OSMOLAGNIA

por César Vega

Cuando la vi entrar por la puerta del vagón no pensé nada, podría decirle que me resultó indiferente, vacua, ¡sin chiste, vaya! Ni siquiera cuando se sentó frente a mí noté nada en ella que me cautivara lo suficiente. No me malinterpretes, no es que no fuera lo suficientemente guapa, es sólo que me pareció demasiado… digamos, convencional; además estaba demasiado cansado, así que ni la pelé, reposé mi cabeza contra el cristal y dormité. No fue sino hasta que el tren hubo cerrado sus puertas y el aire dejó de circular cuando realmente me percaté de cuán presente estaba allí.

osmolagniaMe entró toda por la nariz, su esencia pura, su ser afantasmado y aromático se regaló a través del aire de por sí viciado y hediondo de un espacio público encerrado. Escudriñé con mis ojos de a poco, pero fui más voraz y libertino con el olfato y me la respiré todita. Y mientras miraba su cabello grasoso y desacomodado, mis narinas neutralizaban todo aroma que no proviniera de sus tibios cabellos arremolinados.

Después mientras miraba sus labios, tras los cuales su dentadura sarrosa se escondía con pena, mi nariz con triunfal destreza logró descubrir de entre la pletórica maraña de olores la poética suave y fétida de su apestoso aliento. Y mientras mis ojos se paseaban estrepitosos por su sudorosa piel, mis virtudes olfativas me permitieron degustar el vaporoso y alcalino velo que manaba de sus carnes no muy limpias y morenas, sobre todo del que brotaba de sus pechos. ¡Oh Dios!, ¡cuánto me regocijé al pensarme sumiendo las narices en sus velludos sobacos! Porque una mujer tan así… tan basta, tan hecha, tan sin veleidades, seguro tendría las axilas velludas y también el pubis… como un bosque penumbroso.

¿No ha sido bastante? No, caray, no; también me aspiré el hediondo olor de sus zapatos, sus pies olían tan mal que enamoraban, cuanto añoré respirarlos de más cerca, metiendo mi triste lengua en los intersticios de sus dedos, lamiendo con cuidado, desposeyéndola, liberándola de la inmundicia que habitaba en ellos.

Y como quien deja el mejor manjar para comer al último, al final me imaginé que aquel aroma procedía del tibio rincón que hay en su sexo y me figuré mis narices metiéndose entre los vellos de ese pubis maloliente; embriagándome en su aroma, oteando con las napias en busca de su smegma, hallándole en instantes alrededor del clítoris y un poco más escondiéndose timorato entre los pliegues de sus labios vaginales, como si estuviera temeroso de mi lengua que le buscaba tan ávida y cruelmente… sí, añoraba penetrarla con la lengua, buscaba introducirla inmisericorde y empañarme cada papila con el aliento de su sexo y llevarlo así conmigo, portátil en mi boca.
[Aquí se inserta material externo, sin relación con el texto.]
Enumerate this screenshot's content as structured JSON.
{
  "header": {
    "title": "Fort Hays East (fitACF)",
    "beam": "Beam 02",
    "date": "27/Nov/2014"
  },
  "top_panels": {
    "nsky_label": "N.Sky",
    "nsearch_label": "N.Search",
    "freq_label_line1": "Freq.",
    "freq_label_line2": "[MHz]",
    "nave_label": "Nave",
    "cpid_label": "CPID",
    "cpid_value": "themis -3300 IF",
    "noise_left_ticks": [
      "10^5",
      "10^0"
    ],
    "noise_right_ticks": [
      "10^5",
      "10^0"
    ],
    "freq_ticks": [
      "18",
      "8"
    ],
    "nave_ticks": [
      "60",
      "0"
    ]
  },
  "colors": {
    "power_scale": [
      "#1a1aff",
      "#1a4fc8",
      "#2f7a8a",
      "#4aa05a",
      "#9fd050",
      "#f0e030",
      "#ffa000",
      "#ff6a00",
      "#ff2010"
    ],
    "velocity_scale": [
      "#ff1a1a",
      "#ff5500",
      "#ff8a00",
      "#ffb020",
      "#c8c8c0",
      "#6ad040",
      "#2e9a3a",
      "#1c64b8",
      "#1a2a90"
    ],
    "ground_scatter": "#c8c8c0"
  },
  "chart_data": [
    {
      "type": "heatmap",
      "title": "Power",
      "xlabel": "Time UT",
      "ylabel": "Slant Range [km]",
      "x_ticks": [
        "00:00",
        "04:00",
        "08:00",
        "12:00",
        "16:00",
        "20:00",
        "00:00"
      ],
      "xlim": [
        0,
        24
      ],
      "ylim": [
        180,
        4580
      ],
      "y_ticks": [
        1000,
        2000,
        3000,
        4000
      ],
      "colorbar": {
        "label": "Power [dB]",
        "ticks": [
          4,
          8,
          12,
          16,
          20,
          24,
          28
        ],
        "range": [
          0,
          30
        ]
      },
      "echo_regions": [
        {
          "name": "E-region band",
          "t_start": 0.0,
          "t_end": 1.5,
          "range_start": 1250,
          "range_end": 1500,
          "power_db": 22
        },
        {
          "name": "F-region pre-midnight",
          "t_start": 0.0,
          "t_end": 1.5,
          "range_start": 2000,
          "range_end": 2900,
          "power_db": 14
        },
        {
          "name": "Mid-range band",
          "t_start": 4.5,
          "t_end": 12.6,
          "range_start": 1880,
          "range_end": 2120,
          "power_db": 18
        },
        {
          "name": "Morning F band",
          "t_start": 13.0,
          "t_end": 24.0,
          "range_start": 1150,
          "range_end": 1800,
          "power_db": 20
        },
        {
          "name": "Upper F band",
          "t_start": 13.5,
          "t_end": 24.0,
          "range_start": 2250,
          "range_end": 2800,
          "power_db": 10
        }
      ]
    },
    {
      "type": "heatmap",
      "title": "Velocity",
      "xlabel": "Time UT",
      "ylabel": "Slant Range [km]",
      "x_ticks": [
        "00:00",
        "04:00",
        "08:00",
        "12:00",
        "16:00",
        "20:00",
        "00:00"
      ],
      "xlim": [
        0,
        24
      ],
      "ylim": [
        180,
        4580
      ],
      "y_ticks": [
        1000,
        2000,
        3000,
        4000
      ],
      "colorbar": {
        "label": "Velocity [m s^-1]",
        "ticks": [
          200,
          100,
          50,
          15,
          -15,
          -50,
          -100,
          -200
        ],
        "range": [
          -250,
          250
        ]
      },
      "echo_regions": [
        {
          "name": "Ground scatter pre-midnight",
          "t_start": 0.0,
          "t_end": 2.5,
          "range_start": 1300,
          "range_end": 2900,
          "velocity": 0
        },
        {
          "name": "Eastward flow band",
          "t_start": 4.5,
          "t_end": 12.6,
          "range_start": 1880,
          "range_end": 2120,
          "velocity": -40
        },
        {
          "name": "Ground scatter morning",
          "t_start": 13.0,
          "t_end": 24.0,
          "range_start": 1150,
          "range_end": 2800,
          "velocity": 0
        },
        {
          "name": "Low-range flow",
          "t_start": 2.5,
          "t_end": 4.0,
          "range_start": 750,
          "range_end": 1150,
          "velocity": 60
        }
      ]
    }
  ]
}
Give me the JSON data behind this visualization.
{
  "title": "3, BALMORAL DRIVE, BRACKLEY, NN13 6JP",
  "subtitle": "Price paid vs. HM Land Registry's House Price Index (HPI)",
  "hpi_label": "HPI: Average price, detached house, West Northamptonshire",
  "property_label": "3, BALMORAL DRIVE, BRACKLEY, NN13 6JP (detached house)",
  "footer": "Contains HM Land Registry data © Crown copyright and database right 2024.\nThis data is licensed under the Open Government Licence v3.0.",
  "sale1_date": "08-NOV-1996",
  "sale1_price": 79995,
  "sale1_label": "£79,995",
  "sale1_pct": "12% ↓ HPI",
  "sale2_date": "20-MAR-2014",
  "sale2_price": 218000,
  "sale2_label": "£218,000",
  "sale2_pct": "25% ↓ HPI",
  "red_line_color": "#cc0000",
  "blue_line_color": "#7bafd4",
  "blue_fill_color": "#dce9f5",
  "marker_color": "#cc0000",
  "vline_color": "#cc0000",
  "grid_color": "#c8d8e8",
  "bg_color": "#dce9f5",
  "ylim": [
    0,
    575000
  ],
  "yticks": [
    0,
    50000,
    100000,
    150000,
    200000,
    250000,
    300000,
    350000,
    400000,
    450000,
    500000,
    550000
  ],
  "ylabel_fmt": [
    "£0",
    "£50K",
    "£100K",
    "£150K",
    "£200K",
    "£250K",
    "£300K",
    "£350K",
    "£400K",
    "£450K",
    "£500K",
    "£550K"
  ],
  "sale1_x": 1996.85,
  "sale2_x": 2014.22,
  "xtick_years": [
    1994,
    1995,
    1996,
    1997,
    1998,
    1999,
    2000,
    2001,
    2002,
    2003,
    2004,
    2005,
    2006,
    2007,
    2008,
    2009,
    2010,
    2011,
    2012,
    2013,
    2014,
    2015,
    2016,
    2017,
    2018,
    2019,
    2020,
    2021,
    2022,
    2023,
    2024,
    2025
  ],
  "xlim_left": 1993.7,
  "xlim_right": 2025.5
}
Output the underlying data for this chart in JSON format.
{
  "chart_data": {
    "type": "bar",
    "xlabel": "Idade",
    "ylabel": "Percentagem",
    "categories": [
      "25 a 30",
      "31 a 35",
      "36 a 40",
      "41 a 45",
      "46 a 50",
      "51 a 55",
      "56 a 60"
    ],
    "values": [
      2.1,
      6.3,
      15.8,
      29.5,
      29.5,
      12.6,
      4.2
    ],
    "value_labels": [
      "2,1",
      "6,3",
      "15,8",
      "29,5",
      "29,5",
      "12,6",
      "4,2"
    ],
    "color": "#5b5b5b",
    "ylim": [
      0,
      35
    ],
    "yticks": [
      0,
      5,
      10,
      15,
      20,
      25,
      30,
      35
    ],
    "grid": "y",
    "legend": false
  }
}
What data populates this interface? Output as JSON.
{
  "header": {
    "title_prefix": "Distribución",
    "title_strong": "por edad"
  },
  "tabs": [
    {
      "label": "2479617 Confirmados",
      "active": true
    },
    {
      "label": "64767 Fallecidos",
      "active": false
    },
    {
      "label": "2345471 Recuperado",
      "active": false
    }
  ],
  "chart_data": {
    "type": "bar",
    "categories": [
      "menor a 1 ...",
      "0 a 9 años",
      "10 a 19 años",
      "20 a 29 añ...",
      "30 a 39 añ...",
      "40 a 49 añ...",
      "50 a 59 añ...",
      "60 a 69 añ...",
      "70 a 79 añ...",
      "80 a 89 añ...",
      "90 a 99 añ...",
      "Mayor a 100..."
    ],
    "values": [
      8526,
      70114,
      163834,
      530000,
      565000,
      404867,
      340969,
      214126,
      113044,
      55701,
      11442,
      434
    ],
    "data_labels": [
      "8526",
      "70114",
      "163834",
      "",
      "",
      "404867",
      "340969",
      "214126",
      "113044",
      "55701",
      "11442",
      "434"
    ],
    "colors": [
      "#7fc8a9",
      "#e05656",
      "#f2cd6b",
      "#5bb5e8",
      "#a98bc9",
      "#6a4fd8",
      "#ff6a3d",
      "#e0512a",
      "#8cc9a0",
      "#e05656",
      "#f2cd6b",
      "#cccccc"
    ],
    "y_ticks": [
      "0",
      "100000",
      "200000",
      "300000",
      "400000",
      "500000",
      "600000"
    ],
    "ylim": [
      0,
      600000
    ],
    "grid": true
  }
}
¡Uff! ¡Que locas las maquinaciones mías! Pero cuando volví en mí mismo, observé un gesto de horror y de vergüenza en el semblante de mi pestilente amiga, que evidentemente no esperó a llegar a su destino y se escabulló con tropel escandaloso buscando la puerta para bajar del metro en la estación que estaba próxima. Seguramente en mi perturbación perversa, yo me lamía mis labios mientras olfateaba como un perro y miraba pervertido en la oquedad de aquellas faldas.

Pero no fue su escape lo que me hubo conmovido, sino que a pesar de verla descender del tren huyendo, el aroma quedó tan persistente adentro, no del modo en que queda la estela flotante de un perfume que llega y luego pasa, sino como si ella siguiera ahí sentada enfrente; pasaron múltiples minutos y aquel sabroso y pestilente tufillo no se desvanecía. Me inquieté de pronto y una duda atravesó mis sesos, perturbante. Volví el rostro a los asientos posteriores y un hornazo de olor me dio en el rostro muy de lleno; proveniente de su legítima dueña desde siempre, una mujer de edad muy avanzada, un poco sucia y algo ida. Entonces quisiera decirle que la erección se me cayó tan pronto en un horrible escalofrío, tremendo, pero siguió en su punto, firme contra mi voluntad, hasta que me alejé de aquella vieja y de su aroma. Es esto lo que me pasa siempre doctor. No sé que tengo.